Sparse storage for tight-binding operators

Wannier90 tight-binding datasets can become large because each R-vector stores full dense operator matrices (H, r_x, r_y, r_z).

WannierIO supports a sparse-packed representation that:

  • drops near-zero matrix elements using a tolerance,

  • stores nonzeros in compact CSC-based packs,

  • writes compressed binary formats for efficient disk storage.

Supported backends

Sparse TB IO is exposed through read_operator and write_operator with format objects:

These methods are provided by optional extensions. Load the corresponding package before using the format.

julia
using Pkg
Pkg.add(["HDF5", "JLD2", "Zarr"])

using WannierIO
using HDF5   # or JLD2 / Zarr

Quick start

julia
using WannierIO
using HDF5

# Read Wannier90 tb.dat (+ wsvec when available).
pack = read_w90_tb("Si2_valence_tb.dat")

# Write sparse/compressed HDF5.
write_operator("Si2_valence.h5", pack, WannierIO.HDF5Format(); atol=1e-10)

# Read back (returns dense OperatorPack).
pack_h5 = read_operator("Si2_valence.h5")

If no format is provided, detect_operator_format selects it from the filename extension when calling read_operator or write_operator.

Precision and sparsification controls

Sparsification behavior is controlled by SparseOption, usually passed as keyword arguments to write_operator:

  • atol: threshold below which real/imaginary parts are dropped,

  • value_type: numeric type for stored values (for example Float32),

  • index_type: integer type for sparse indices (for example Int16).

julia
using WannierIO
using JLD2

pack = read_w90_tb("Si2_valence_tb.dat")
write_operator(
    "Si2_valence.jld2",
    pack,
    WannierIO.JLD2Format();
    atol=1e-10,
    value_type=Float32,
    index_type=Int16,
)

Backend-specific compression options

In addition to atol/value_type/index_type, each backend accepts extra controls:

  • HDF5Format: deflate, shuffle

  • JLD2Format: compress

  • ZarrFormat/ZarrZipFormat: clevel, shuffle

julia
using WannierIO
using Zarr

pack = read_w90_tb("Si2_valence_tb.dat")
write_operator("Si2_valence.zarr", pack, ZarrFormat(); clevel=7, shuffle=true)

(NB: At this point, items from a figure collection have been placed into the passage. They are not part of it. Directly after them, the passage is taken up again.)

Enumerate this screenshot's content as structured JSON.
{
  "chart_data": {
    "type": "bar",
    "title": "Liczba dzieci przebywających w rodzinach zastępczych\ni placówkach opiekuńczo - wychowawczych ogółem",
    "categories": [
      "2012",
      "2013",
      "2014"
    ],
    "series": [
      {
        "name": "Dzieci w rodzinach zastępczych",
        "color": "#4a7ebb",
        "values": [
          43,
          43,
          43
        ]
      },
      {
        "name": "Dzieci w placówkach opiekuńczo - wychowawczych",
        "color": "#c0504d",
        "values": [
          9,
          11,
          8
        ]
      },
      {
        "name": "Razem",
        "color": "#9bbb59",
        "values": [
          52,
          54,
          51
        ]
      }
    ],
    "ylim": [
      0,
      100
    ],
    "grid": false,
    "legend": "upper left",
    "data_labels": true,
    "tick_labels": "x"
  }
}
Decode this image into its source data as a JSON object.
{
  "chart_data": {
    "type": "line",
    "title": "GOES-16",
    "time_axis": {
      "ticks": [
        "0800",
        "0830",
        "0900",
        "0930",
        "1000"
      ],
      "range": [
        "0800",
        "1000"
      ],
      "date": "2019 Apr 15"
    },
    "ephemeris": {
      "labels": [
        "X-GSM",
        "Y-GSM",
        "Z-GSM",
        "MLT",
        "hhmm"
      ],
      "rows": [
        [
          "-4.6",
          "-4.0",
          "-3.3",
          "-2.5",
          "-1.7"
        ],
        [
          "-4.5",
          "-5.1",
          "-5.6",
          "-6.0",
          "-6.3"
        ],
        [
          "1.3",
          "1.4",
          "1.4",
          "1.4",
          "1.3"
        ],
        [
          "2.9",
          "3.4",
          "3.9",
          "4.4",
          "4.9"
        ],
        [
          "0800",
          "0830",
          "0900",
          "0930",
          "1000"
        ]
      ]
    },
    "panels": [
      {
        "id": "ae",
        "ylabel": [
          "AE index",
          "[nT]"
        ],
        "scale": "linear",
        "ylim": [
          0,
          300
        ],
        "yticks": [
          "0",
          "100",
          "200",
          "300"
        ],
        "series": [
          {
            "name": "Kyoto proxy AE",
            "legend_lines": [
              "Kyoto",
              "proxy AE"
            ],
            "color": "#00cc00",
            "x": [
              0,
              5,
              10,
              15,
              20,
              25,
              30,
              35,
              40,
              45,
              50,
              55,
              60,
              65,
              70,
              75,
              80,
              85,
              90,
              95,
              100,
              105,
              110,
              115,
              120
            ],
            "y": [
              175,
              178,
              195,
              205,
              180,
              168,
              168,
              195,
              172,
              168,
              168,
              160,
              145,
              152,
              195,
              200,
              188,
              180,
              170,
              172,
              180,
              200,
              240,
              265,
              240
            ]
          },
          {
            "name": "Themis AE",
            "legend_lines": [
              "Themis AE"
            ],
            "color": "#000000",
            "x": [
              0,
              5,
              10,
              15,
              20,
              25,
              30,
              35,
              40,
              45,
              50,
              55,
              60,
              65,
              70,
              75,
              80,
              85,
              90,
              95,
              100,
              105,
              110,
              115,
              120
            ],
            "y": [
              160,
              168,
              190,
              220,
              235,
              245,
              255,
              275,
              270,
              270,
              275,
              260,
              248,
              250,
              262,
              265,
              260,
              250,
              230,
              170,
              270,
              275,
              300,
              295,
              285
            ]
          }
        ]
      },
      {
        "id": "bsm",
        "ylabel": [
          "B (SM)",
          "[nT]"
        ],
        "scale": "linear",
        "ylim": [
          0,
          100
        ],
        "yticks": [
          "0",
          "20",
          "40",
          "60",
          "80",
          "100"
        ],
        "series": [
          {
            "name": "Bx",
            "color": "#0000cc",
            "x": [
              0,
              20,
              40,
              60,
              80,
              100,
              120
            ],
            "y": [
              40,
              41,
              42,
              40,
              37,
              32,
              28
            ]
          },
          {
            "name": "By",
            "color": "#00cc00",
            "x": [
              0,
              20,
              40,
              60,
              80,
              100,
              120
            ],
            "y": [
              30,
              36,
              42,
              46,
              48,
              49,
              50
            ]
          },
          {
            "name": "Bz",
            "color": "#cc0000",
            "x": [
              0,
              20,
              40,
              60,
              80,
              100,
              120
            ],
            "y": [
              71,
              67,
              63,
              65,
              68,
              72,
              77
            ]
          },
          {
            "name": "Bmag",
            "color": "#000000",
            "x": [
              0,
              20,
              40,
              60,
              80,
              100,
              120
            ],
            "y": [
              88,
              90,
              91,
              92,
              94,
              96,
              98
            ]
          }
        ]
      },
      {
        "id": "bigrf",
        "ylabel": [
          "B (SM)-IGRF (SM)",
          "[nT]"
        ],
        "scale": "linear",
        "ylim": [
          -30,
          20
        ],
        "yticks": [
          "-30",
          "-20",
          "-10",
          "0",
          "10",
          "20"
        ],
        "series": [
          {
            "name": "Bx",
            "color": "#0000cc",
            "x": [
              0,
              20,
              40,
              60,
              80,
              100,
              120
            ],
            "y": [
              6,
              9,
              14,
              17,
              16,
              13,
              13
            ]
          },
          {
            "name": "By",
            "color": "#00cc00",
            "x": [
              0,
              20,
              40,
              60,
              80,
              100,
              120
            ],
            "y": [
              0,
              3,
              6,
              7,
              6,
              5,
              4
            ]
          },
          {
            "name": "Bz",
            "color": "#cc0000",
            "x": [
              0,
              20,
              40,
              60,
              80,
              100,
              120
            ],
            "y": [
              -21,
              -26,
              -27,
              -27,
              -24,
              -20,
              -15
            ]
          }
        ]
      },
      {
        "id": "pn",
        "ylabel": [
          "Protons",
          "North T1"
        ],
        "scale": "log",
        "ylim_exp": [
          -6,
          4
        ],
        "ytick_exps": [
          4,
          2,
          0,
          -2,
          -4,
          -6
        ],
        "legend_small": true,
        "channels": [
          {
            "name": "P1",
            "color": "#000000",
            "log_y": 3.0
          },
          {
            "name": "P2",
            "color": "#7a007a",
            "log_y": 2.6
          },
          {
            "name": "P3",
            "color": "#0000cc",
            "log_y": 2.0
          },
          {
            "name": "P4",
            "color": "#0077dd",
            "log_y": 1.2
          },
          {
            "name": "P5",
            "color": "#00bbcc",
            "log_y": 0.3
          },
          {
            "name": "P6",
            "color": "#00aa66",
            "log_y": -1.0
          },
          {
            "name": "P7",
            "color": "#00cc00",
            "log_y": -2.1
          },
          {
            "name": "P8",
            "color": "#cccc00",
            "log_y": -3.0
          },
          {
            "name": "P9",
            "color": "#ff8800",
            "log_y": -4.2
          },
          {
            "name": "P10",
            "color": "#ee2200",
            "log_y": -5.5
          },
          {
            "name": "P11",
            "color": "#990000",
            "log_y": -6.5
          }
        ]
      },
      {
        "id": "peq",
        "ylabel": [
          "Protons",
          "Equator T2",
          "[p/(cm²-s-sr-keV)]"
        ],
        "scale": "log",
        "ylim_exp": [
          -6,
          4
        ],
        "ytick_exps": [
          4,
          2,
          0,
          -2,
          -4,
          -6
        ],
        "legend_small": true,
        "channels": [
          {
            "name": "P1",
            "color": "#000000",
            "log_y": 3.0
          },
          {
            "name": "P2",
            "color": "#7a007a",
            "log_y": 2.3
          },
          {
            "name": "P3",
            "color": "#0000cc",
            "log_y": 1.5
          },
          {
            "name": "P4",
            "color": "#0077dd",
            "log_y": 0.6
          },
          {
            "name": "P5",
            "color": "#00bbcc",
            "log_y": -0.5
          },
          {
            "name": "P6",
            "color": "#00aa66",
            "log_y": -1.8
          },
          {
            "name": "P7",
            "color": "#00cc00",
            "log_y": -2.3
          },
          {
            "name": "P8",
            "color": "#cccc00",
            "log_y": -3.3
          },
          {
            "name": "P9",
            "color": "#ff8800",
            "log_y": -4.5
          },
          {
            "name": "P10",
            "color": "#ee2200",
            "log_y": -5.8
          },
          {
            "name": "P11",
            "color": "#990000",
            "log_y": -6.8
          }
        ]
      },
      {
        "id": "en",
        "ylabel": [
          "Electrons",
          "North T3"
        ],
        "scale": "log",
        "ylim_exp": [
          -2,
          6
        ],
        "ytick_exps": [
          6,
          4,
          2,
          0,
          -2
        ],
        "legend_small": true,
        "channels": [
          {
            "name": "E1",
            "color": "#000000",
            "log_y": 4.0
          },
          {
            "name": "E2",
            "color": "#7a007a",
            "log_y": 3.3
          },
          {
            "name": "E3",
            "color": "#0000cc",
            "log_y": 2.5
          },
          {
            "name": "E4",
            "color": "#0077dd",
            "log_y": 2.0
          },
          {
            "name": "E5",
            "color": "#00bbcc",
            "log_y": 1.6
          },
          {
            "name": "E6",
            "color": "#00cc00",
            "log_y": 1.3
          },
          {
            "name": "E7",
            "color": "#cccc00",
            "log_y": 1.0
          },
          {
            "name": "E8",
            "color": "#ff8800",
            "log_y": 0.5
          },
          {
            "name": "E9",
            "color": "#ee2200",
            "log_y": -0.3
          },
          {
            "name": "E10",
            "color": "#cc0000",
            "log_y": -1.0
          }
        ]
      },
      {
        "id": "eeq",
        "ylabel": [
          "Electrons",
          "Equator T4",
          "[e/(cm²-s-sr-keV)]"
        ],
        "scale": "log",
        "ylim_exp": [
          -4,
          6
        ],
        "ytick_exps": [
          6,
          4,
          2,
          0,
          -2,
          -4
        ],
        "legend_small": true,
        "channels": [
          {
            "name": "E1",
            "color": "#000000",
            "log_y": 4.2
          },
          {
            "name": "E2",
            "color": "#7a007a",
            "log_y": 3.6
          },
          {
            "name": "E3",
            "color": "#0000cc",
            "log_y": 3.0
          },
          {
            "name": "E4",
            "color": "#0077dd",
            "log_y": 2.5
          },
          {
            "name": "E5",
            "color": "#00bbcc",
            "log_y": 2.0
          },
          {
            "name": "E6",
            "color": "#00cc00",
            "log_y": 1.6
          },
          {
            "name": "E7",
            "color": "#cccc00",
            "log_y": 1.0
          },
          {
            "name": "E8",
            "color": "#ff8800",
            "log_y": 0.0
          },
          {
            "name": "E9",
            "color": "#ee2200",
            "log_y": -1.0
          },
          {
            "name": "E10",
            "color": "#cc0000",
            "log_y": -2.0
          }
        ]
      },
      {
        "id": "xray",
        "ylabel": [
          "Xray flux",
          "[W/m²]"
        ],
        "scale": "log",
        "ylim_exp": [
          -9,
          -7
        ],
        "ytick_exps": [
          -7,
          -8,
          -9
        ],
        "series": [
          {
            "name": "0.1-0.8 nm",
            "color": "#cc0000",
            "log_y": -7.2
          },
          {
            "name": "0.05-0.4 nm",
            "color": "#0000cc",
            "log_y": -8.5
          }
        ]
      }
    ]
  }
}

Direct sparse conversion API

For workflows that do not immediately write files, you can convert explicitly:

julia
using WannierIO

pack = read_w90_tb("Si2_valence_tb.dat")
spack = sparsify(pack; atol=1e-10, value_type=Float32)
pack2 = densify(spack)

The sparse data container is SparseOperatorPack, which stores each operator as a CscPack.

Notes

  • Reading sparse backends returns dense OperatorPack for easy use in interpolation and downstream code.

  • Choose atol carefully: larger values reduce file size more aggressively, but can remove physically relevant small matrix elements.